Energy--Level Statistics of Model Quantum Systems: Universality and Scaling in a Lattice--Point Problem

TL;DR

This paper studies the statistical behavior of lattice points in random annular regions, revealing different fluctuation regimes and their dependence on the size of the region relative to the scaling parameter.

Contribution

It introduces a detailed analysis of lattice point fluctuations in random annuli, identifying saturation and scaling regimes with explicit variance behavior.

Findings

Variance depends on the growth rate of S with T.
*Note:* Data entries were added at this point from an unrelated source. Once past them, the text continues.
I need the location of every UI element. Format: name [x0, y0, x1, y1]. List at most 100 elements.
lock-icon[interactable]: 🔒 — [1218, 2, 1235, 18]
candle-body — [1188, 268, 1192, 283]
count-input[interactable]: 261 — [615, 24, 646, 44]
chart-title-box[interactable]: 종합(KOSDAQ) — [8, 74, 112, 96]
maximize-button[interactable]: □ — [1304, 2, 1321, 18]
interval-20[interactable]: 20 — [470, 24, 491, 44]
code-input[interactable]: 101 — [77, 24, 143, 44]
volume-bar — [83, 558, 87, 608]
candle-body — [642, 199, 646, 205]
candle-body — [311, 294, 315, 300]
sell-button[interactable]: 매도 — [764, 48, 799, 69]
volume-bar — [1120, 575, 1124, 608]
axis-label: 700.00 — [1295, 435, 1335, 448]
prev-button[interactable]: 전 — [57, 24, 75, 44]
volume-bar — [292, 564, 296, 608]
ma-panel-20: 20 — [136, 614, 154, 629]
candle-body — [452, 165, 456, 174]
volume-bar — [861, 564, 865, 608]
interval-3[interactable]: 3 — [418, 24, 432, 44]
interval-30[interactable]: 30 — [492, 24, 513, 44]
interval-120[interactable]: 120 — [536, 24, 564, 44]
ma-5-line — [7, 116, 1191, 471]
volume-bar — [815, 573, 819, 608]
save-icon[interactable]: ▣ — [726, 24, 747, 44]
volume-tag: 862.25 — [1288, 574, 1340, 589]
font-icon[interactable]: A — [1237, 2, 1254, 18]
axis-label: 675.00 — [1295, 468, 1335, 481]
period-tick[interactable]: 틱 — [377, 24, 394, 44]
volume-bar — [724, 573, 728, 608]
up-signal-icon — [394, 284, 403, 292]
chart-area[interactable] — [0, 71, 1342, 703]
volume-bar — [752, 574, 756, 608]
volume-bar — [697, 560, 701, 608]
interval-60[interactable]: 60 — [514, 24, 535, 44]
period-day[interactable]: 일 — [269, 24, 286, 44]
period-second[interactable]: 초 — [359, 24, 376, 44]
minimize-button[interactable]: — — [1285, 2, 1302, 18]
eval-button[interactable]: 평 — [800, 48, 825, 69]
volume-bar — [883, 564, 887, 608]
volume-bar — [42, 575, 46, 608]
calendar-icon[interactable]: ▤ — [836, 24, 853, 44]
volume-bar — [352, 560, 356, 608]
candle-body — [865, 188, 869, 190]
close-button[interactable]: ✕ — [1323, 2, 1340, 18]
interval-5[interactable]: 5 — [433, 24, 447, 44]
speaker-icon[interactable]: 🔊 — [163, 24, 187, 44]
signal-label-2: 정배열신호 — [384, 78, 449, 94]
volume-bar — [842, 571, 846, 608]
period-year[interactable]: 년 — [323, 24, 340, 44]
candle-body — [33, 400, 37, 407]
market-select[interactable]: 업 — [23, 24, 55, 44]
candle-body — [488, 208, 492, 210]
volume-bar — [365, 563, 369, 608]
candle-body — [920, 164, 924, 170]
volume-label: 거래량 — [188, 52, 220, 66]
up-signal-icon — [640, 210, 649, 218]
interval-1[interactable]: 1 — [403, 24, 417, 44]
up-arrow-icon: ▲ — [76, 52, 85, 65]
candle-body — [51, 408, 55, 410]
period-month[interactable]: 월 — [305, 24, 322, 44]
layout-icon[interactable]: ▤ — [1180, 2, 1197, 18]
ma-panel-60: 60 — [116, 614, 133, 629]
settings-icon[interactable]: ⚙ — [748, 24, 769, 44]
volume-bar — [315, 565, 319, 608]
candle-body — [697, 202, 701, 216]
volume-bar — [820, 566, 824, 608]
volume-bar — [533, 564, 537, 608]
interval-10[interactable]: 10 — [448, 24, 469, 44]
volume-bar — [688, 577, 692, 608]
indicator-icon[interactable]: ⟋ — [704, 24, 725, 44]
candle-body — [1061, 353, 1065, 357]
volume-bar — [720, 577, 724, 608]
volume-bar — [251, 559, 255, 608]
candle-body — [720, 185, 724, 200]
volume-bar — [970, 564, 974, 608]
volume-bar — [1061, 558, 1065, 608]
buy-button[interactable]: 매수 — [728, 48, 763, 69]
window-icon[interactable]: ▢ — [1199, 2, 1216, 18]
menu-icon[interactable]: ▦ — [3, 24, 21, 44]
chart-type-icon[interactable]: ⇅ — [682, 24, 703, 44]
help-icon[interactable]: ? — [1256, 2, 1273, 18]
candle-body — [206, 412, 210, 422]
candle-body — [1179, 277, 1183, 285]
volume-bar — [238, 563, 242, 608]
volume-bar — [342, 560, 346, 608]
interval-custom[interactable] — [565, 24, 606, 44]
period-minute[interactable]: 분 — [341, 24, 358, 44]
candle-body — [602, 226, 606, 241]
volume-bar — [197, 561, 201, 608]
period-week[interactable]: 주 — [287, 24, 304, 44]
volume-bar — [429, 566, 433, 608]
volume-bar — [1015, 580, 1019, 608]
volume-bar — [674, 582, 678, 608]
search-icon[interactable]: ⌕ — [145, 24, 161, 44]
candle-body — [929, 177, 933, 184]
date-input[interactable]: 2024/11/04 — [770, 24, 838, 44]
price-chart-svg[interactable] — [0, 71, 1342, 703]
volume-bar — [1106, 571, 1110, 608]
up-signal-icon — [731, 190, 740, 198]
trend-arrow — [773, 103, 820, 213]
In the saturation regime, fluctuations are independent.

In the scaling regime, the distribution approaches a Gaussian as z approaches zero.

Abstract

We investigate the statistics of the number $N(R,S)$ of lattice points, $n\in \Z^2$, in a ``random'' annular domain $\Pi(R,w)=\,(R+w)A\,\setminus RA$, where $R,w >0$. Here $A$ is a fixed convex set with smooth boundary and $w$ is chosen so that the area of $\Pi (R,w)$ is $S$. The randomness comes from $R$ being taken as random ( with a smooth denisity ) in some interval $[c_1T,c_2T]$, $c_2>c_1>0$. We find that in the limit $T\to\infty $ the variance and distribution of $\De N=N(R;S)-S$ depends strongly on how $S$ grows with $T$. There is a saturation regime $S/T\to\infty$, as $T\to\infty$ in which the fluctuations in $\Delta N$ coming from the two boundaries of $\Pi $, are independent. Then there is a scaling regime, $S/T\to z$, $0<z<\infty $ in which the distribution depends on $z$ in an almost periodic way going to a Gaussian as $z\to\ 0$. The variance in this limit approaches $z$ for ``generic'' $A$ but can be larger for ``degenerate'' cases. The former behavior is what one would expect from the Poisson limit of a distribution for annuli of finite area.